All of these examples are about reducing exclusivity and increasing connection and access. I want the world to lay wide open for every thoughtful soul who wants to participate. For me, the universe is divided: On the one hand my little universe of physical proximity, beautiful environs full of tactile experiences, face-to-face human intimacy, not much commuting or traveling, time freed up for living and being. On the other hand my online universe, a rich tapestry of close friendships, interesting interactions, unexpected confluences, joyful professional and artistic opportunities. My iPhone is a happy place. Everything that happens on it is about learning, creating, and human relating. I don’t need a digital detox.

Numerous cartoon renderings of various people showing lines connecting them all to each other.

Image by Gordon Johnson (GDJ) via Pixabay

Let’s Build Better Tools for Being Human Online

I have two specific goals, and I have launched initiatives to test these goals in practice. I’ll talk about those projects in my next two posts, but here is a bit about the goals.

I want to find viable alternatives to social media as we know it.

First, I want to find viable alternatives to social media as we know it. I have left the big social media platforms and I have invited others to join me. But instead of receding to my local corner, hemmed in by physical proximity, I’m looking for a place online for lay people of every sort and from every possible place, experts together with non-experts in any given topic (see Post 1 for more about experts and non-experts), to share and discuss and learn from each other within new communities. Sites like Meetup.com do not fit the bill because they exclude. I appreciate alternative social media options like MetaFilter and Vero, but I want specific qualities that these platforms don’t focus on in the ways I seek. I also want something different from the ways in which listservs and most online discussion forums work. I am looking for communities that are deliberately small (I love that MetaFilter values this too) — in some cases under ten people per group, in other cases perhaps a few hundred.

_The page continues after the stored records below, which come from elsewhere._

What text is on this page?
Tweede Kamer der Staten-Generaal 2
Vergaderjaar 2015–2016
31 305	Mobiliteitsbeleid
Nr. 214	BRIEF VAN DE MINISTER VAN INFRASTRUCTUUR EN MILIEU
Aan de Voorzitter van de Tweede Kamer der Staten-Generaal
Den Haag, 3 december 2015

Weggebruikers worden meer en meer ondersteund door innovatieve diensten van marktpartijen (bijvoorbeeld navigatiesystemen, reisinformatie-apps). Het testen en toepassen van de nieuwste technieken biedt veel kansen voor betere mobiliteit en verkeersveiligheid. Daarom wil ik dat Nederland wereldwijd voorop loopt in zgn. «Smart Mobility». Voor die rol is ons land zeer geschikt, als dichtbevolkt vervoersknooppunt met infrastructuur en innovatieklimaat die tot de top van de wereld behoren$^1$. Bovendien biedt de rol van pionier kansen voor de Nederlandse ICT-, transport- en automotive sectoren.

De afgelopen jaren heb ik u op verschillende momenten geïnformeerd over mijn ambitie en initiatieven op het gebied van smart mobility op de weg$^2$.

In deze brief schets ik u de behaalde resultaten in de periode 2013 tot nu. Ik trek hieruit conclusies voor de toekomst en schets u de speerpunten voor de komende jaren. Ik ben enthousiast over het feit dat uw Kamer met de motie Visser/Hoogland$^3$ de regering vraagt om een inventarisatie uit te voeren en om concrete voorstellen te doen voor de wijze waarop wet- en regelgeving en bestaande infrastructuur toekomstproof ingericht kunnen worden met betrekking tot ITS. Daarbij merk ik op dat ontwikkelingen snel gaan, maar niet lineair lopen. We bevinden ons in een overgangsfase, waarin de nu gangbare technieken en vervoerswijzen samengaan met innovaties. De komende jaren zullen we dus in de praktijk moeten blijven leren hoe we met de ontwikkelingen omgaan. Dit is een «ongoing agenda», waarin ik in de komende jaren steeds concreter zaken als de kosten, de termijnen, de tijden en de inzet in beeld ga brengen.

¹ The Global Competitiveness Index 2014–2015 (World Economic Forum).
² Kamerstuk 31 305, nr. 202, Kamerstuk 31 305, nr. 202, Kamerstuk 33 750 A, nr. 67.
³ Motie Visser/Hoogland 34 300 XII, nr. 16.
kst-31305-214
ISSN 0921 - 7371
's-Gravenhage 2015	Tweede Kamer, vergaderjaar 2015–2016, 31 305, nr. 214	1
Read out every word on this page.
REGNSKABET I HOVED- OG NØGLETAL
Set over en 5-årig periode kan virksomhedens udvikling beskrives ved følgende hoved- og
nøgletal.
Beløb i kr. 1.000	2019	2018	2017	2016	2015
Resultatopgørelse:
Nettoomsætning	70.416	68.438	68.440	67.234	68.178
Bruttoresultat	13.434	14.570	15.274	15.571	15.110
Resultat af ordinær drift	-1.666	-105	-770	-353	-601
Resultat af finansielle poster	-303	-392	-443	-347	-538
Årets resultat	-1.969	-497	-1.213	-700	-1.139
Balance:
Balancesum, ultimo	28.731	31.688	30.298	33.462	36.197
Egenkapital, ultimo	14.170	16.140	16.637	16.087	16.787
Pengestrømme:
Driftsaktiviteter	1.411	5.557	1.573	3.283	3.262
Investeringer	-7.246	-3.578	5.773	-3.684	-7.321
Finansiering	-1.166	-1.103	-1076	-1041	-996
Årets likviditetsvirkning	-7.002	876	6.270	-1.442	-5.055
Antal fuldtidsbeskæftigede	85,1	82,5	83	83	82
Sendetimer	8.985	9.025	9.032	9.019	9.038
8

I believe participation must be rooted in values of opting in, mutual free will, disclosure and permission. Communication online also benefits from being highly structured, with timed and scheduled interactions, in the manner of therapy groups and some online education methods. I also think social media and most current online interaction has the wrong rhythm and that this is a serious flaw — I’ll discuss that in upcoming posts.

Second, I’m an artist and, as I discussed in my first post, I seek a model in which art-making is intimate, on a person-to-person to scale. Where art is organic, growing from interactions that are already taking place about something beyond the art itself. Where art is a secondary but vital element within a community that exists for some other purpose. Where art functions by serving to express and teach the values that guide a community.

These two goals support one another. If we can find ways to push the internet forward and away from ad-based social media, then we can use it to reclaim the intimacy and strength of ancient and proven forms of human relating in small groups. When art naturally has something to serve beyond itself, it grows organically and naturally, imbued with the deep meanings of the community context in which it serves. Such art does not need to seek an audience. It has its home before it is made, and is made because it has a home.